Imagine Queen Elizabeth II has died, and her son Charles has become king. Now, imagine that his first act as king is to refuse to sign a bill restricting the freedom of the press. What would the repercussions be for England? Now, imagine this story is told like a Shakespearean tragedy, mostly in verse — and you'll have King Charles III, a new "future history" play that's just opened on Broadway to rave reviews.
It begins with the cast, all in black, walking onstage carrying candles. They're singing a requiem for Queen and country.
"What is it to be British, to be English?" wonders actor Tim Pigott-Smith, who plays the title character in King Charles III. "Maybe it's just the Queen. In the context of the play, the way the play develops, you do feel that everything really is falling apart."

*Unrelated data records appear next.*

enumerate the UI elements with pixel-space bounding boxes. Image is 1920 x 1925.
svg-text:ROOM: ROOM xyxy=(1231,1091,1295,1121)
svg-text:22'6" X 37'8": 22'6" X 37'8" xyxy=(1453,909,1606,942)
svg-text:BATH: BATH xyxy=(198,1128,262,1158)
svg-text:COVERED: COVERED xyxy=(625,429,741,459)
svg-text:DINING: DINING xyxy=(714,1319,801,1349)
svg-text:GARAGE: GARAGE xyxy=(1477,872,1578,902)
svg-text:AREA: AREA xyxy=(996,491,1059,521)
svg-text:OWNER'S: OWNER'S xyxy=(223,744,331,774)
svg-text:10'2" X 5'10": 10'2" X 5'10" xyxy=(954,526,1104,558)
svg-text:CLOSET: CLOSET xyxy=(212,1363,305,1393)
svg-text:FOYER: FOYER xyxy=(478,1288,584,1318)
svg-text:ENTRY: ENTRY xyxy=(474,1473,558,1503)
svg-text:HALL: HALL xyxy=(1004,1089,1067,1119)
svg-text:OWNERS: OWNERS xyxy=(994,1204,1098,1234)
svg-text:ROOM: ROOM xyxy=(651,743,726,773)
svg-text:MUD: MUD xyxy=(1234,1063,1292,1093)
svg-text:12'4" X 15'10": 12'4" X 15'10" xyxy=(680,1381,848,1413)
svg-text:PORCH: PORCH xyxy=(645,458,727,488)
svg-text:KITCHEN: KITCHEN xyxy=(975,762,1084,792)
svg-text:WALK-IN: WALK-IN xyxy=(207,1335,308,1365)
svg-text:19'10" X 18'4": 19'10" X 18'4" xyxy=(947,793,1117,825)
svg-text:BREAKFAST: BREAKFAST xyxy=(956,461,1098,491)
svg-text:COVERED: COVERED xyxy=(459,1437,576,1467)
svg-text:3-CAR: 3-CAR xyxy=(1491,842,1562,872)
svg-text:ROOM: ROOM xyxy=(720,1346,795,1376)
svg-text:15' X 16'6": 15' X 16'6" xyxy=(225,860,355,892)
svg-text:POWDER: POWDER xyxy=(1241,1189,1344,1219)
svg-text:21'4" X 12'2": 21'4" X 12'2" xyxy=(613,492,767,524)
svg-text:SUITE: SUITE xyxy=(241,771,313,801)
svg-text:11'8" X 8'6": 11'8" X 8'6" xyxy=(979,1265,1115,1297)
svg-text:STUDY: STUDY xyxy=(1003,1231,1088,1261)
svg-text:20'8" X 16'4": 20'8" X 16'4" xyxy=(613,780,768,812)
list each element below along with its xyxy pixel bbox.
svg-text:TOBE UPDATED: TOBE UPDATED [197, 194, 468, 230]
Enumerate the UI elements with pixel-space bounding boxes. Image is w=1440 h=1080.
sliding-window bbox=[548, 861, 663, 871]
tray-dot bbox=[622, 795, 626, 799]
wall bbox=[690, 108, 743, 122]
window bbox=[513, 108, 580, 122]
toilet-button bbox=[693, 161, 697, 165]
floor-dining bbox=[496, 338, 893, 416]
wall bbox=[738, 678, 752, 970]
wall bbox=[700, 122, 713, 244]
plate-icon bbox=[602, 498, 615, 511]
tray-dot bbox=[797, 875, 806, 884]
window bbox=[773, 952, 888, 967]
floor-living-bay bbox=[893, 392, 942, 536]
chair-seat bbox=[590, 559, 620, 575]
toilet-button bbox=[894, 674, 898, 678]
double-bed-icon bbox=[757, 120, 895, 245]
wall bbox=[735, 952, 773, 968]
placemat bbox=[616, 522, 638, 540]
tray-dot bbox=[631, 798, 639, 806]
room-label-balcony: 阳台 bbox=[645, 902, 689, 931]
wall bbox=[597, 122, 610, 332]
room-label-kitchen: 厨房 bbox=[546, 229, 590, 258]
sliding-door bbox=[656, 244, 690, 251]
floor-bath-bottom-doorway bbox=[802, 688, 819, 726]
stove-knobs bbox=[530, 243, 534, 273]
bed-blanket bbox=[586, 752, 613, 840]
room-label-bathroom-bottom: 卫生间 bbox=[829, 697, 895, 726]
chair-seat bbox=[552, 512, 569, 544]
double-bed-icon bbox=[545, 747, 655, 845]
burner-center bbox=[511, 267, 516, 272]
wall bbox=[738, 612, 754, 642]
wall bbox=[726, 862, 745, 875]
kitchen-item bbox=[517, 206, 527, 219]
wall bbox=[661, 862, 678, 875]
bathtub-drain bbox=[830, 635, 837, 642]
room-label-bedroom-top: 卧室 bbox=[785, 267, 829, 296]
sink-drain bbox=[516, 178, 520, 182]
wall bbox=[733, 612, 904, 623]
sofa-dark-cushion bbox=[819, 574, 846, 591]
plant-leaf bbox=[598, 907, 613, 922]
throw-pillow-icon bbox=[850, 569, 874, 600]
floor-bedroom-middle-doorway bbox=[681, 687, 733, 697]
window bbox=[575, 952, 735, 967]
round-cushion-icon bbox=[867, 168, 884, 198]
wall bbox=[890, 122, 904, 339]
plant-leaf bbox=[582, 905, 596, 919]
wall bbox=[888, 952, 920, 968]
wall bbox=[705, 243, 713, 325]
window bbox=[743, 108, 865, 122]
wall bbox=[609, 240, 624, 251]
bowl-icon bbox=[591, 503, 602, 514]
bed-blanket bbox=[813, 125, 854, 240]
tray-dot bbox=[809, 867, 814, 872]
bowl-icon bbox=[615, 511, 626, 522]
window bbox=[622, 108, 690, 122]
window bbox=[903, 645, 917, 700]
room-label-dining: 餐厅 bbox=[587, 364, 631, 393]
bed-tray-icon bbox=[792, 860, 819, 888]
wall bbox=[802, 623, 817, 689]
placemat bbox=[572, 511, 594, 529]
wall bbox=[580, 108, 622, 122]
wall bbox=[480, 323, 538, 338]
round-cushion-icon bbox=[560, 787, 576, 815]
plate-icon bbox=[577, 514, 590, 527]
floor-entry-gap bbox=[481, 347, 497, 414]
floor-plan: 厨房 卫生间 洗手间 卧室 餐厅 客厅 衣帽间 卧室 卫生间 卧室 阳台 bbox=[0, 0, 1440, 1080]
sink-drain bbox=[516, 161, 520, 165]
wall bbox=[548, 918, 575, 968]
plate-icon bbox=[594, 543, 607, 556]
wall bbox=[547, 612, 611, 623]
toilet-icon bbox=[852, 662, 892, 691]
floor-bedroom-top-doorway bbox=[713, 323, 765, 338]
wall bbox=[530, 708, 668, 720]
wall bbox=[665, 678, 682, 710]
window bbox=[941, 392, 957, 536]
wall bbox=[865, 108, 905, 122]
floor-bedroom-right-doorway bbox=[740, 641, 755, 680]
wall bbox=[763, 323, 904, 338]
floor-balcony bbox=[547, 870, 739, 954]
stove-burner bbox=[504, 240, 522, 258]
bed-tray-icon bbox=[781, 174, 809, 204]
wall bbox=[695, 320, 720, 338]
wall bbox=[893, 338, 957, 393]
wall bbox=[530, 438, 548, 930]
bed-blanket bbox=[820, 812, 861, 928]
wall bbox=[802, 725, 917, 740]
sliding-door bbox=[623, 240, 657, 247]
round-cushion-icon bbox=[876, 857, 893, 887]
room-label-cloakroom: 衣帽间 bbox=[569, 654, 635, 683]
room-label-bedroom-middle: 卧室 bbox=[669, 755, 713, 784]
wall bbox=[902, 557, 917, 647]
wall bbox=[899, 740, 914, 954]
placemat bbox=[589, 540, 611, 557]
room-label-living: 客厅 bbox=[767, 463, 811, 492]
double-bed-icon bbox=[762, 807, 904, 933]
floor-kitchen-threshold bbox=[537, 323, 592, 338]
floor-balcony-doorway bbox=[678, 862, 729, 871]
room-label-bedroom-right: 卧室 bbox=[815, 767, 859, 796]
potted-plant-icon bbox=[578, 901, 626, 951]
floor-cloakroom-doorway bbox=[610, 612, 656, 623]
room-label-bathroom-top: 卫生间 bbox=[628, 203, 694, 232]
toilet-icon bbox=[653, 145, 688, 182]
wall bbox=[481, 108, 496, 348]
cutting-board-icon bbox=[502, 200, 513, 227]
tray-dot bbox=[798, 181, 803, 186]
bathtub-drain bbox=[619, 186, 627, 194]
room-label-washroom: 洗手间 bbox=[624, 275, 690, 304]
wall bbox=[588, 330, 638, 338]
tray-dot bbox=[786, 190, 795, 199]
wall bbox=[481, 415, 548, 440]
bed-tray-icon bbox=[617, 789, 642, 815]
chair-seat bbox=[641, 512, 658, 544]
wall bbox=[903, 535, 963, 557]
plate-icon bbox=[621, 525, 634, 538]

Right after he ascends the throne, Charles precipitates a national crisis when he refuses to sign a bill into law, says playwright Mike Bartlett. "And that was a good idea, but it only became a play when I thought, well, wait — he should be a Shakespearean tragic hero and the form of the play should be a Shakespeare play."
That's right — most of King Charles III is written in iambic pentameter."Having a Shakespearean form means you can do things you can't do in a normal play," Bartlett says. "Characters can turn to the audience and use long metaphors to describe their psychology in a really entertaining way, you can have ghosts and high drama and going between all strata of society; going from the kings right down to the poorly paid workers."
There are deep parallels between Shakespeare's time and now, says the play's director, Rupert Goold. "Shakespeare's history plays were his affirmation of nation, leading up to a period of great anxiety, which was Queen Elizabeth's death; when, of course, the whole nation had no idea what was going to happen, literally, to the country after Queen Elizabeth died. And it's interesting that our history play arrives, probably, at a similar moment with our own Elizabeth!"
But Elizabeth II is now England's longest reigning monarch. And actor Pigott-Smith says that means Charles has waited his entire life to ascend the throne.
"There's one wonderful speech, when he says 'I'd always hoped, as crown, I'd have some small but crucial influence upon the state I've given all my working life to serve.' And it's awful to him that it's not working out that way. And he says, twice he says, 'But what am I?'"
There's one wonderful speech, when he says 'I'd always hoped, as crown, I'd have some small but crucial influence upon the state I've given all my working life to serve.' And it's awful to him that it's not working out that way. And he says, twice he says, 'But what am I?'
What he's been, in real life, is the victim of a merciless media. Yet in the play, he refuses to restrict its freedom. Royal manipulation of the media also plays an important part in King Charles III — some of the biggest dramatic moments happen in front of the cameras. And perhaps the most media savvy, ambitious and Machiavellian character is Charles' daughter-in-law, the former Kate Middleton, played by Lydia Wilson.
"She says, interestingly, 'we're told the world's a play of surfaces,'" Wilson says. "I don't think it matters whether she believes that or not, but she at least knows that's the currency we deal with; deal in images and no recourse to interiority or complexity or dualities in a person. And I personally feel like she also knows that that's a sort of tragic place to be, but given that that's the way it is, she's not going to become a victim of that; she's going to be on top of it and be aware of it and how to manipulate that reality."
And that ability to manipulate the perception of the monarchy may be its greatest strength in the 21st Century, says director Goold.
"Our sense of nationhood is arguably more defined by cultural factors, like the monarchy or the Beatles, than it can now be by government, because after all, who runs our sense of self more, Rupert Murdoch or David Cameron?"
Don't forget, once it was William Shakespeare.